Судя по расслабленной улыбке, которая скользнула по лицу Парфёнова, по размякшести щёк, всё было в порядке. Котёл не только был жив, не только работал, но и творил что-то сверхъестественное. Каретников даже отвернулся в сторону, удерживая в себе желание прыснуть: слишком красноречивым и размякшим было лицо Парфёнова, старого кропотуна, топтыгина в кожаной ушанке.
— Погодь, погодь, парень, — бормотал Парфёнов про себя, — погодь, погодь…
Оторвался от котла, сунул в губы «беркленовую» цигарку, выпустил из ноздрей густую струю дыма.
— Мне пора, — повторил Каретников, хотел было подняться, но Парфёнов, останавливая, положил ему руки на плечи, поморгал глазами болезненно. Каретникову показалось: тот знает что-то недоброе — знает, но скрывает или не может сказать. Но вот что? Неужели это связано с матерью? Что-то острое, тоскливое родилось в Каретникове, зашевелилось, сердце в нескольких местах будто бы иголками проткнуло. Каретников постарался успокоить себя: а что, собственно, может знать Парфёнов? Практически ничего. — Пора, — снова произнёс он.

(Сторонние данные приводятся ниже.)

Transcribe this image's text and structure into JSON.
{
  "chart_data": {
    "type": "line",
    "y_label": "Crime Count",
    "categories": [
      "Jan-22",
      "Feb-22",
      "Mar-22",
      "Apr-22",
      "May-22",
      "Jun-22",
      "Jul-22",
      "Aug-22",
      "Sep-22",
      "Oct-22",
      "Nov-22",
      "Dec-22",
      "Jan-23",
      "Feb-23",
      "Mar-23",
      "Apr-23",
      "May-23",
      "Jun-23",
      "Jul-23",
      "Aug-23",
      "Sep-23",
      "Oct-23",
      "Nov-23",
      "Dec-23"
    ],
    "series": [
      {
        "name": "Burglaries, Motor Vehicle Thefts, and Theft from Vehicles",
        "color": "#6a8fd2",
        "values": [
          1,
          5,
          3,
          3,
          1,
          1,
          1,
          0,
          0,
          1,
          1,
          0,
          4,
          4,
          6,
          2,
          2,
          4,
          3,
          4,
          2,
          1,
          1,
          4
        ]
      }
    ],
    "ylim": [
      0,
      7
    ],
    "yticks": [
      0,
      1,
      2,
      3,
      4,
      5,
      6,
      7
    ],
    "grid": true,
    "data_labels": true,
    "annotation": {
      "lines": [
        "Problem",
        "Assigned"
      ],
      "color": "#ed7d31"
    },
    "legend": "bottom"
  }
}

— Ты это… Ты ведь на фронт, командир, едешь, — Парфёнов помотал в воздухе рукою.
— Я в первую очередь к матери отправляюсь, а на фронт — во вторую.
— Вс-сё равно, в итоге будет фронт, поэтому вот тебе, парень, — Парфёнов проворно и ловко, почти не нагибаясь, выдвинул нижний ящик верстака, оказавшийся на удивление чистым, будто это ящик не верстака был, а какого-нибудь бельевого комода или гардероба, достал оттуда вафельное полотенце с лиловым треугольником печати, свидетельствовавшей о том, что полотенце было казённым, — вот тебе утирка и десять минут времени, чтоб постоять под душем. Вымойся перед фронтом. Больше ничего не могу предложить. Извини, — Парфёнов развёл руки в стороны.
Что такое тёплая вода, душ, баня в холодном и голодном, насквозь простреливаемом, просквоженном Ленинграде? Есть ли подходящие слова, чтобы в полную меру объяснить всё это, описать? И выдастся ли ещё Каретникову такое? Предложение дяди Шуры Парфёнова — королевское. Не воспользоваться им — то, может быть, и умирать придётся где-нибудь в бою немытым, холодным, чужим самому себе.
— Давай раздевайся, а я по делам схожу — главврач чего-то просил заглянуть. Минут через пятнадцать вернусь. Душ вон где.